Farmers and service providers have booked out the June 26-28 conference to hear case studies such as:

A Tasmanian vineyard attached sensors to vines to detect botrytis bacteria, the mould that makes delicious dessert wines but can ruin other grapes.

A wheat grower in Gilgandra cut his fertiliser bill by a third when he used a plant canopy sensor to apply fertiliser when and where it would make the most difference.

A cotton farmer doubled his yield per litre of water by using probes to apply water only where needed.

In a white paper to be released at the conference, CSIRO says broadband and sensor networks viable because of the NBN will ''transform'' farming and farmers' relationships with retailers, service providers and food processors.

The NBN will create broadband hotspots on all farms, sensor technology would create an internet of property information (and cows), and faster video conferencing would make it easier for service providers such as vets to provide remote services at affordable rates.

Many farmers have been slow to adopt technologies and connect.

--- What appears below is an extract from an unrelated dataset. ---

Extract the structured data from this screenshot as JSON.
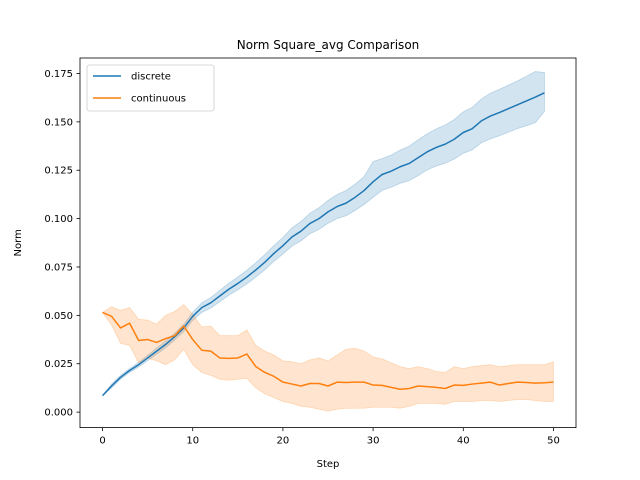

But Colin Griffith, the director of CSIRO's Australian Centre for Broadband Innovation, forecasts the NBN will mean the widespread adoption of these tools within two to three years.

For farmer Lindsay Doyle, the reliability of a new fixed-wire and broadband network connected last September ''saved his business'' and allowed him to stay on the family farm 32 kilometres outside Tamworth. Before the NBN the connection was ''hopeless'', making him consider moving his quantity surveying business into town.

''I think there are many opportunities for family members to run businesses out of their homes so they don't have to move off the farm,'' said Mr Doyle.